CREATE TABLE `dask_tech.orc_table`(
`vat_nip` varchar(15),
`firmano` decimal(10,0),
`mailadr_nazwa` varchar(255))
ROW FORMAT SERDE
'org.apache.hadoop.hive.ql.io.orc.OrcSerde'
STORED AS INPUTFORMAT
'org.apache.hadoop.hive.ql.io.orc.OrcInputFormat'
OUTPUTFORMAT
'org.apache.hadoop.hive.ql.io.orc.OrcOutputFormat'

\

CREATE TABLE `dask_tech.txt_table`(
`val_orig` varchar(100),
`val_masked` varchar(100))
ROW FORMAT SERDE
'org.apache.hadoop.hive.serde2.lazy.LazySimpleSerDe'
STORED AS INPUTFORMAT
'org.apache.hadoop.mapred.TextInputFormat'
OUTPUTFORMAT
'org.apache.hadoop.hive.ql.io.HiveIgnoreKeyTextOutputFormat'

Query from orc - 3 lines in result.

select mailadr_nazwa from dask_tech.orc_table
where FIRMANO=45601;

Designers' Baby P Paula Cz
Designers' Baby P Paula Cz
Designers' Baby P Paula Cz

Query with join to txt - 6 lines in result.

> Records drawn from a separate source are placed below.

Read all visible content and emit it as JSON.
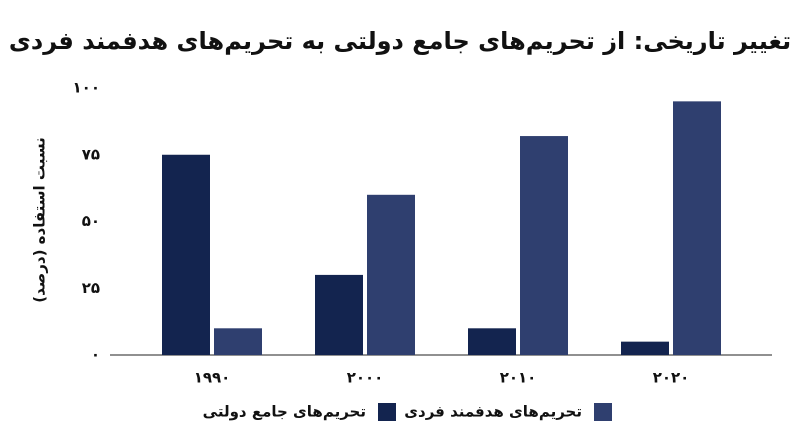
{
  "chart_data": {
    "type": "bar",
    "title": "تغییر تاریخی: از تحریم‌های جامع دولتی به تحریم‌های هدفمند فردی",
    "y_label": "نسبت استفاده (درصد)",
    "categories": [
      "۱۹۹۰",
      "۲۰۰۰",
      "۲۰۱۰",
      "۲۰۲۰"
    ],
    "series": [
      {
        "name": "تحریم‌های جامع دولتی",
        "color": "#13244f",
        "values": [
          75,
          30,
          10,
          5
        ]
      },
      {
        "name": "تحریم‌های هدفمند فردی",
        "color": "#2f3f6f",
        "values": [
          10,
          60,
          82,
          95
        ]
      }
    ],
    "ylim": [
      0,
      100
    ],
    "yticks": [
      {
        "value": 0,
        "label": "۰"
      },
      {
        "value": 25,
        "label": "۲۵"
      },
      {
        "value": 50,
        "label": "۵۰"
      },
      {
        "value": 75,
        "label": "۷۵"
      },
      {
        "value": 100,
        "label": "۱۰۰"
      }
    ],
    "grid": false
  }
}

select mailadr_nazwa from dask_tech.orc_table
left join dask_tech.txt_table m1 on m1.val_orig = vat_nip
where FIRMANO=45601;


Designers' Baby P
Paula Cz
Designers' Baby P
Paula Cz
Designers' Baby P
Paula Cz

Do you have any idea what might be the reason?

Re: Hive join fails with different table formats

New Contributor

I solved the problem. The results are correct after changing the parameter:
hive.query.result.fileformat=sequencefile
I had the default value for my HIVE version: textFile.